Les minerais du sang : voilà une expression qui n’est pas très connue du grand public, et pourtant qui nous concerne tous, et qui met en cause les filières utilisées par les firmes européennes, pour s’approvisionner en métaux précieux, et qui sont contenus, entre autres, dans nos téléphones portables, nos tablettes, nos voitures. La plupart de ces minerais proviennent en grande partie de la République Démocratique du Congo : il s’agit du coltan, de l’or, du cuivre, du cobalt, mais également, sur place, de diamants, d’étain, de manganèse, de plomb, de zinc, ainsi que d’uranium et de pétrole.
Ainsi, la République Démocratique du Congo est devenue un scandale géologique, en raison de l’exploitation d’abondants minerais rares qui entrent dans la confection de la plupart des produits électroniques. C’est aussi un scandale politique, car les autorités ne mettent pas à profit ces richesses considérables pour assurer le développement et améliorer le sort des populations. C’est surtout un scandale humain, car non seulement les populations ne bénéficient pas des retombées de cette manne et continuent de végéter dans la misère, mais, cela se passe dans un système de corruption impliquant l’Etat, l’armée, les groupes de miliciens, les rebelles, qui profitent de l’argent du silence et sont responsables d’exactions de tous ordres : terreur, accaparement de terres et de biens, vols et viols. C’est une corruption entretenue par les compagnies occidentales qui exploitent ces gisements dans des conditions de travail indignes pour les enfants, les femmes et les hommes, et qui opèrent ainsi, moyennant des largesses aux uns et aux autres, dans la plus grande opacité et le mépris des lois économiques, sociales et financières. Cette exploitation des minerais du sous-sol contribue au financement des guerres intestines et des violences de tous genres, et les pays limitrophes de la RDC, dont la responsabilité est prouvée n’ont aucune volonté de de travailler à une solution durable.
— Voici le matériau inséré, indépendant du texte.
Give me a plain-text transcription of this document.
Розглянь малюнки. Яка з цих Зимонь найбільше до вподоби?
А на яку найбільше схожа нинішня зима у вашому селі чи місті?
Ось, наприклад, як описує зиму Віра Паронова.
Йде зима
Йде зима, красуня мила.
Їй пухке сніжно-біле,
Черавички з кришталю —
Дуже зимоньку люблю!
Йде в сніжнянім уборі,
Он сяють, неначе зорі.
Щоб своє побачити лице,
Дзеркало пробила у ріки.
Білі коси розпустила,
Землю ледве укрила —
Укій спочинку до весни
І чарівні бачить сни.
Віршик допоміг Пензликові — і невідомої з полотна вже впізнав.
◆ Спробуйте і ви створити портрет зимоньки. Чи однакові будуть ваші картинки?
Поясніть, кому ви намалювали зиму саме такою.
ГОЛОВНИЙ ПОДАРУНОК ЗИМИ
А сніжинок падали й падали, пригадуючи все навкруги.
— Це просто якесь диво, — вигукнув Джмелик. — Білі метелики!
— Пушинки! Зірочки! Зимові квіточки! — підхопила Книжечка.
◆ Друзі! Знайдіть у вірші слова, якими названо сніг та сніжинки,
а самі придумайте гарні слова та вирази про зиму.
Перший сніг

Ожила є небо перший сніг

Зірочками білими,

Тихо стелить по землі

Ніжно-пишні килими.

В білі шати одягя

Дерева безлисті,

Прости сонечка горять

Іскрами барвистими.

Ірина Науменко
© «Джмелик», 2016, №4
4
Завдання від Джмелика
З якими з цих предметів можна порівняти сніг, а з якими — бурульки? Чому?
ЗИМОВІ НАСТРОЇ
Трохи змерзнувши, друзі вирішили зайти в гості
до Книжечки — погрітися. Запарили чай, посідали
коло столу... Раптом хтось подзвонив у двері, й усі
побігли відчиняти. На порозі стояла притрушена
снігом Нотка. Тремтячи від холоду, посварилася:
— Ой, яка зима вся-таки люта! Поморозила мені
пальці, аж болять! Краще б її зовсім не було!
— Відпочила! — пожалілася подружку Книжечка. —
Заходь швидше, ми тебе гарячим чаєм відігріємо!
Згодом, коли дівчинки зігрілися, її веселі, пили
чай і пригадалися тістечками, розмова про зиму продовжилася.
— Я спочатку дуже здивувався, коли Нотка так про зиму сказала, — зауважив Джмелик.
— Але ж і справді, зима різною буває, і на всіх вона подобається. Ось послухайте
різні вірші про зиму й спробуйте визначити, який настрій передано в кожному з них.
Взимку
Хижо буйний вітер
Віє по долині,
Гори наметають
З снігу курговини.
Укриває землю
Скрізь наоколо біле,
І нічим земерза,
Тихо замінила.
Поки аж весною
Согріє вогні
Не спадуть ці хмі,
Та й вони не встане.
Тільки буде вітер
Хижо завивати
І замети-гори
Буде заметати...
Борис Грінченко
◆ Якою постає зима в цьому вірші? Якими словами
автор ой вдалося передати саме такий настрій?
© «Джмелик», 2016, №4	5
Depuis de nombreuses années, des voix d’ONG et de responsables se sont élevées pour dénoncer ces scandales et pousser la France et l’Europe à prendre des mesures législatives pour la transparence, la traçabilité et les bonnes pratiques des activités des entreprises multinationales qui exploitent de telles richesses de minerais. Après bien des démarches et des missions de tous genres, lundi dernier 1er février, une dernière étape d’une négociation fondamentale se déroule à Bruxelles, mettant en jeu le règlement européen des « minerais du sang », entre le Conseil européen, la Commission européenne et le Parlement européen, pour tenter de trouver un accord sur l’obligation de traçabilité des minerais en cause, sources du financement de groupes armés, responsables de violations de droits humains dans des pays en conflit, dont l’exploitation de travailleurs vulnérables.
D’ailleurs, la France doit montrer l’exemple et défendre auprès de l’Europe l’adoption d’un règlement efficace pour mettre fin au cycle de violences générées par les minerais qui servent à fabriquer nos produits de consommation. En octobre dernier, un sondage révélait que 4 Français sur 5 souhaitent que la France soutienne une législation contraignante au niveau européen. De plus, le 26 janvier, la Commission des Affaires européennes de l’Assemblée Nationale a appuyé la position du Parlement européen, la seule instance des trois institutions européennes à vouloir imposer aux entreprises qu’elles assurent le contrôle de l’approvisionnement de leurs ressources. Il est temps que les multinationales soient vigilantes concernant les conséquences humaines, sociales et environnementales que leurs activités peuvent entraîner à l’autre bout de la chaîne. Alors que la France défende, dans les négociations à venir, un règlement contraignant pour l’ensemble des entreprises européennes de la chaîne d’approvisionnement en minerais issus des zones de conflit.